Since items of evidence obtained by an illegal search and seizure were introduced at relator’s trial and since it is not clear beyond a reasonable doubt that the error was harmless [cf. Chapman v. California, 386 U.S. 18, 87 S.Ct. 824, 17 L.Ed.2d 705 (1967)] the conviction is constitutionally infirm and relator is entitled to issuance of the writ. Execution of the writ will be stayed, however, for a reasonable period of time to permit the Commonwealth to appeal the grant of the writ or to retry relator without those items of evidence illegally seized.

Relator has also asserted in this petition that the identification by the proprietor of the drug store at the time of his arrest violated due process. Stovall v. Denno, 388 U.S. 293, 87 S.Ct. 1967, 18 L.Ed.2d 1199 (1967). There may be some merit to the contention, see Biggers v. Tennessee, 390 U.S. 404, 88 S.Ct. 979, 19 L.Ed.2d 1267 (1968), but since this issue has never been presented to the state courts, and since it may be so presented in the event of retrial, it will not be necessary to consider that ground here.

The court expresses its appreciation to Gilbert M. Cantor, Esquire, who, in the highest traditions of the Bar, has conscientiously represented relator in the proceedings before this court without remuneration.

. No. 382, Court of Quarter Sessions, March Sessions 1963, County of Philadelphia. He was also convicted on charges of assault and battery, conspiracy and carrying a concealed deadly weapon, Nos. 381, 384 and 385. Sentence was suspended. See Commonwealth v. Duff, 414 Pa. 471, 200 A.2d 773 (1964).

. The ballistics report indicated that the pistol was the one used in the robbery.

. The proprietor testified that two youths entered his store, neither' of whom was wearing an iridescent raincoat or pork pie liat.

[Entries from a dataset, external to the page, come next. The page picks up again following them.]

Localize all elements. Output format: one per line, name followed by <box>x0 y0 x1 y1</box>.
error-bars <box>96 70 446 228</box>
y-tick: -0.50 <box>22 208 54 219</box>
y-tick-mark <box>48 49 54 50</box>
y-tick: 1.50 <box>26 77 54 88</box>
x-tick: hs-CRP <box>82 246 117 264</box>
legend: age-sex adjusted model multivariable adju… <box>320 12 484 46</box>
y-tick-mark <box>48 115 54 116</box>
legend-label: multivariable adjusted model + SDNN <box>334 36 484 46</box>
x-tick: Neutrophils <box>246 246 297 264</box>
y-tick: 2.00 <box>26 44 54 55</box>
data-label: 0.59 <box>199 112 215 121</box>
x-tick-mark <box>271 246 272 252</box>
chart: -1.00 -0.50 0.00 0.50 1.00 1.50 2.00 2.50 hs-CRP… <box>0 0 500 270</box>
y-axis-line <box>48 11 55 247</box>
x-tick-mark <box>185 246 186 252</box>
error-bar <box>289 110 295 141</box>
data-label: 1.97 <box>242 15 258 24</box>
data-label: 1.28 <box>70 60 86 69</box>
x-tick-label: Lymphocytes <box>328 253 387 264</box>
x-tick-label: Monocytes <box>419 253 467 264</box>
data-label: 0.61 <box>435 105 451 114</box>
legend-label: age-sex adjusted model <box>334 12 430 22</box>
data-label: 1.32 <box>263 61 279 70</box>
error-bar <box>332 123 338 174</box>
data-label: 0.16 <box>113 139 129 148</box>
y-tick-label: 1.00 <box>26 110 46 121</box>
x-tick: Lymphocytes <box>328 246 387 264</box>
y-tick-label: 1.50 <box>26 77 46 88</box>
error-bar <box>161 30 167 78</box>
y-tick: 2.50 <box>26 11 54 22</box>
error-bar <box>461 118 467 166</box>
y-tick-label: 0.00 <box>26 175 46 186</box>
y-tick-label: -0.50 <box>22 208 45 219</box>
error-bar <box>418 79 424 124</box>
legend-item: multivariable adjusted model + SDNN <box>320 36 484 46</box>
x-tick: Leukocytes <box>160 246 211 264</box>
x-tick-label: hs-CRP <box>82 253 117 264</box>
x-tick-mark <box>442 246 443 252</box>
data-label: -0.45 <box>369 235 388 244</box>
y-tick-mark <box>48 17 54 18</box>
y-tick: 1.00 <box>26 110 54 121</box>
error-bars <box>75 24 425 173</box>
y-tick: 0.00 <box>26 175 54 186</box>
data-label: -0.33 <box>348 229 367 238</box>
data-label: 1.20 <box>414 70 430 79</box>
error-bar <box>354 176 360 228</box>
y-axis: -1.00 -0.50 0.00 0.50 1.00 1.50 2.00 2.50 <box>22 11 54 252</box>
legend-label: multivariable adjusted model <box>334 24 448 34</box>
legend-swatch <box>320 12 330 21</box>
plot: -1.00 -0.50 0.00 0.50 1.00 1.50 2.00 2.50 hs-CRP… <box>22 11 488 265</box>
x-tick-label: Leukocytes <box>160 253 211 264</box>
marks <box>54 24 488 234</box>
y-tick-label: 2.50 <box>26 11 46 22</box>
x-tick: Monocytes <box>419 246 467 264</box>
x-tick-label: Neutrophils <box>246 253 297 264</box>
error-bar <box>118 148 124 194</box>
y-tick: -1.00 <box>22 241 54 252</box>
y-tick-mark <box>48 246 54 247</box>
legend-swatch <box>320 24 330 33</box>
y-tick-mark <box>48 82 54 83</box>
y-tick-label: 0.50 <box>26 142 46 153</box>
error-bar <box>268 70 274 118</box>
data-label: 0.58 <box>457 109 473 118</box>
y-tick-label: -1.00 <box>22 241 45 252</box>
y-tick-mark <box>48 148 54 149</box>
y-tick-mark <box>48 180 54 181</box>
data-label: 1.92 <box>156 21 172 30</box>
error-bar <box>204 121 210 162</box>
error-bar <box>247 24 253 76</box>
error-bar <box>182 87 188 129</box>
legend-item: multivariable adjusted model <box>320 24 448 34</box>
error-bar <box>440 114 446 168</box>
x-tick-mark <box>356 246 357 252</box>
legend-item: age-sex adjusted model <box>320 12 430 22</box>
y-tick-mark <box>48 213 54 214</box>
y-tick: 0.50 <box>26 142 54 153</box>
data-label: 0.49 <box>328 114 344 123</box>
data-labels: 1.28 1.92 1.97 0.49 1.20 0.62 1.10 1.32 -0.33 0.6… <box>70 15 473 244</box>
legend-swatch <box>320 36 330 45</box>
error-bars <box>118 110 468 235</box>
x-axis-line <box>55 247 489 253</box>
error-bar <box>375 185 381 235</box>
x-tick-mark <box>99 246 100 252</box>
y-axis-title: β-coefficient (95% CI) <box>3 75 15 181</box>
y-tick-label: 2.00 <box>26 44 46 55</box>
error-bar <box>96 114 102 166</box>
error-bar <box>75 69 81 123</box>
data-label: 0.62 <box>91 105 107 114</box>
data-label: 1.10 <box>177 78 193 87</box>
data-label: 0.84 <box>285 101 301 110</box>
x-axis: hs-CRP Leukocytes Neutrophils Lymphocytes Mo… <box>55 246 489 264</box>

. Relator initially challenged the search as unlawful because it was not incidental to *1264a valid arrest. In his petition under the Pennsylvania Post-Conviction Hearing Act (PCHA), 19 P.S. § 1180-1 et seq., relator alleged that the stop and frisk was illegal, but was denied relief in the state courts because the trial judge in 1965 had found the search valid as incidental to a valid arrest.

. From Officer (now Captain) Penko’s testimony, it appears that he was not present at the time Richardson was stopped and searched. Penko’s testimony shed no light on Meehan’s state of mind.